Many companies opt to give data to governments voluntarily, but either way none can deny a request sent by a court. So yes, the government will get all the data the companies have if they can prove their need in court (very low bar mind you).
Phone companies have direct link to governments. They might need to overcome some evidence hurdle if they want to use that data in court, but assume they know everything. VPNs might be worth looking.
Don’t use email to anything that requires anonymity or security. You can use services like SimpleLogin or Addy.io to hide your true email from big tech / data brokers / breach databases, but probably not the government.
For private communication, maybe SimpleX is your best option. No data required to open an account and no notifications sent through Google/Apple.
Signal requires a phone number and Matrix/Element requires an email. Sure you can use temp numbers and email, but that’s added potential points of failure. And I think both will use Google/Apple infrastructure for notifications. They might encrypt the contents, but the government can still have the timestamps on your messages. Unless both parties have custom Android OS without Play Services.
If you have a specific need, I’d go with SimpleX. If it’s for general avoidance of surveillance, I’d go with Signal, it’s more mainstream and it’s hard enough already to get people to use anything other than WhatsApp/iMessage.
If you use a End to end encrypted messenger like simplex, signal, etc. your messages cannot be seen by anyone except the sender and the receiver.
Signal allows discovery by both usernames and phone number. So you can just ask someone to message you on your phone number or your username.
That is true for simplex as well since servers know your IP and they also see the message queues. Any threat model where the messaging network is your adversary, simplex, currently, is about the same as signal.
“Once again, Signal doesn’t have access to your messages; your calls; your chat list; your files and attachments; your stories; your groups; your contacts; your stickers; your profile name or avatar; your reactions; or even the animated GIFs you search for – and it’s impossible to turn over any data that we never had access to in the first place.”
What data does signal provide in case of a goverment request then?
The date that each account last connected to the Signal service
Proved multiple times in court docs and unsealed subpoenas. Contrary to popular belief, they don’t provide the phone numbers. The phone numbers are actually supplied by the law enforcement to get the above 2 data about the phone number.
I’d advise thinking if this is something you actually need. The worst that can happen with Google/Apple notifications is that those companies can know is that someone (they can’t link it to you) received a notification.
Signal notifications currently do not show anything like who sent the message, who received the message, message content, etc. The way it works is this:
Someone sends you a message
It goes to Signal server
Signal then sends a ping that contains instructions to ping a random ID to Google firebase.
Whichever device has that random ID, and the device then connects to Signal server directly.

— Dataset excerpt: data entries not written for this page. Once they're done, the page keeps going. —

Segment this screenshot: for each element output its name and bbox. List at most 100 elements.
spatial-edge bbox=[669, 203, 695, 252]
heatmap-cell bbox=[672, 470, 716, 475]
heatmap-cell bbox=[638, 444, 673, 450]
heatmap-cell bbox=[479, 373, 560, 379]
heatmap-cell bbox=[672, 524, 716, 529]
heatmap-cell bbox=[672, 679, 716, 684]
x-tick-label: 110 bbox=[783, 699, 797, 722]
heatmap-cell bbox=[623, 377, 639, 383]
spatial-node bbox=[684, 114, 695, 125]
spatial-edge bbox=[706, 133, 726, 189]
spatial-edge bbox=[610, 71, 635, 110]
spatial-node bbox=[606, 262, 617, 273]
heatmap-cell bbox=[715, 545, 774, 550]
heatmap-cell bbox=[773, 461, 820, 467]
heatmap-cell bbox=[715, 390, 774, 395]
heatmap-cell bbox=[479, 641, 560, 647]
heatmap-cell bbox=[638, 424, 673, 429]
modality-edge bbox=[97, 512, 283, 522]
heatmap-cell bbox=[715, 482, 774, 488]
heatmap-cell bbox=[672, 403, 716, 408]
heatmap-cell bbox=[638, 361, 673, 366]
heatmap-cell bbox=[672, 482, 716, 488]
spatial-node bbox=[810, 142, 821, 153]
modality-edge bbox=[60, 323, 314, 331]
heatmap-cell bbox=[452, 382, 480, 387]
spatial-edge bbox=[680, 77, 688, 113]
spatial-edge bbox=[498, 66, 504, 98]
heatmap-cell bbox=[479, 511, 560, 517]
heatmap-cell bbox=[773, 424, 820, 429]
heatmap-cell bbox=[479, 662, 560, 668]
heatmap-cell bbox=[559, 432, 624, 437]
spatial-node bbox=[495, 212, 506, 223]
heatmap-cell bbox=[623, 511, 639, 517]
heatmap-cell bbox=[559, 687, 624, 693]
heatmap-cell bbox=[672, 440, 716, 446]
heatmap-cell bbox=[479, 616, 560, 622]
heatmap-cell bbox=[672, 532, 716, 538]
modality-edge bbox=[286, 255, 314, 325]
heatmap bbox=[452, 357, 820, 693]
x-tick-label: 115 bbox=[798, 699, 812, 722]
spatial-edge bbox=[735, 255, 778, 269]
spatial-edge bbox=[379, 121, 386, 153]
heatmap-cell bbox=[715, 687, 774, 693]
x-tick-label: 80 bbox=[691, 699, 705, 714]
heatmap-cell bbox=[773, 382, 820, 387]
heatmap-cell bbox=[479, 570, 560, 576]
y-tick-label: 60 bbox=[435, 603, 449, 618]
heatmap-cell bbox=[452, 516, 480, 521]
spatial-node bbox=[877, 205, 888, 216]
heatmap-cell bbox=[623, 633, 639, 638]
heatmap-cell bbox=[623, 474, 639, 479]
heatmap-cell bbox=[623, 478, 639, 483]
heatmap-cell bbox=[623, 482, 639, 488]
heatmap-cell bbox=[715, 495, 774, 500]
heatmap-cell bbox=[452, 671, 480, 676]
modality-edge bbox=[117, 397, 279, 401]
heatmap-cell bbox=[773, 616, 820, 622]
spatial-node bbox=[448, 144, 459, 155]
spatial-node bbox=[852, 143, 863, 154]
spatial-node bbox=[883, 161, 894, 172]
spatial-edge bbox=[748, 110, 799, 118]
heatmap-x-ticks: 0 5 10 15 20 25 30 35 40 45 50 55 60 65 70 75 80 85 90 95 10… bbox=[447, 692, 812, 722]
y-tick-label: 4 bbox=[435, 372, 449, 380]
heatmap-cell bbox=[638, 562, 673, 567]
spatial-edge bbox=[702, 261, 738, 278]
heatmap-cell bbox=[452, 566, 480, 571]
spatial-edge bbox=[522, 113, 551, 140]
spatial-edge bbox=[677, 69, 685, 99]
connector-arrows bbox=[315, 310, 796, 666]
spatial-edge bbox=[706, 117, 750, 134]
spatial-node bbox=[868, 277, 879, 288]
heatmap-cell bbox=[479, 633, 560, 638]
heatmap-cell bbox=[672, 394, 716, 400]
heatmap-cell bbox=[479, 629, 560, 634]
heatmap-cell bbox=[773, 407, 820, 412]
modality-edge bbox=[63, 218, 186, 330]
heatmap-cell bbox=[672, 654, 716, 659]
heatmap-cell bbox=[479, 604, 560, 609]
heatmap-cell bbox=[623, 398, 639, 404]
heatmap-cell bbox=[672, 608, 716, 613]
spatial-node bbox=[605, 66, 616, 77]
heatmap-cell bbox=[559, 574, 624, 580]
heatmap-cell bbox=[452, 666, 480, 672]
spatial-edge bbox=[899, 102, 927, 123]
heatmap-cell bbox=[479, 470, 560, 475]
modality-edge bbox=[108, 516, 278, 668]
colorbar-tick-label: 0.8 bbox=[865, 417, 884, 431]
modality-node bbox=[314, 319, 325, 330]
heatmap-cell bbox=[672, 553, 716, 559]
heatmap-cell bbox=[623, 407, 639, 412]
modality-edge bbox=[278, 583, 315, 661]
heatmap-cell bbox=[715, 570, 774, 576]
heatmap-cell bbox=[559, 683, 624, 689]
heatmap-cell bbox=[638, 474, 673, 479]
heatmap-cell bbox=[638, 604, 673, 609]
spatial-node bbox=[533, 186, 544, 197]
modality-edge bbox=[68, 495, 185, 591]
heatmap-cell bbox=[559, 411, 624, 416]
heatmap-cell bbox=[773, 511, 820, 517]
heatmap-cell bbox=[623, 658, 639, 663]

If you still want Signal notifications without Google/Apple servers and without an alternative OS like GrapheneOS, then you can look at Molly (https://molly.im/), which is a secure frontend for Signal that has independent notifications.
But in my opinion, most (99%) of people actually don’t have a high enough threat model that Apple/Google based notifications would hurt them.
Doing what Signal or other applications are doing is not enough.
The backend server should be sending decoy notification traffic to throw off threat actors observing traffic on the wire and then using timestamps to correlate conversations.
Google/Apple should also be sending decoy notifications to help mitigate this issue, but at the end of the day, it will still be a mitigation and not a real solution.
While this is not relevant for the absolute majority of people, it’s relevant to highly targeted individuals to whom Signal and other similar apps are recommended to keep them safe.
Correlation attacks are currently undefendable given the attacker has access to the entire or large-ish part of the network. If someone creates a perfect solution, I’d be the first to jump in. Otherwise it’s just a matter of large enough control and enough time.
No current solution that depends on a network can defend against correlation attacks by the network itself.
I agree they should solve for it, but it’s not at all an easy solution.
Yes very sure. SimpleX servers can have both your IP (I think they partially solved it?) and keep logs (since SimpleX cannot actually test if each server is running clean code, no attestation available). Of course the answer from SimpleX is “use trusted nodes”, but what happens when most nodes are in places like US and Germany where owners can be forced to quietly make tracking changes through stuff like NSLs. The only guarantee should be technical or hard legal guarantees. Community moderation isn’t the best.
It is also happened sometimes against more robust anonymity focused decentralized networks like Tor network, where malicious guard nodes, and control of sufficient exit nodes can help correlate. Network correlation will always be a problem until someone is able to make all traffic look the same, or absurdly actually random over long time. Exactly the same ball park as fingerprinting.
I don’t actually think we’re disagreeing here. You’re saying that their servers are not safe from being compromised (well, nothing is, so…) and they currently have low safeguards to protect against compromised community servers, which users don’t use unless they manually add the anyway.
But baseline (hacking aside) is still no, SimpleX doesn’t keep logs and LE won’t get your logs by asking them for your data.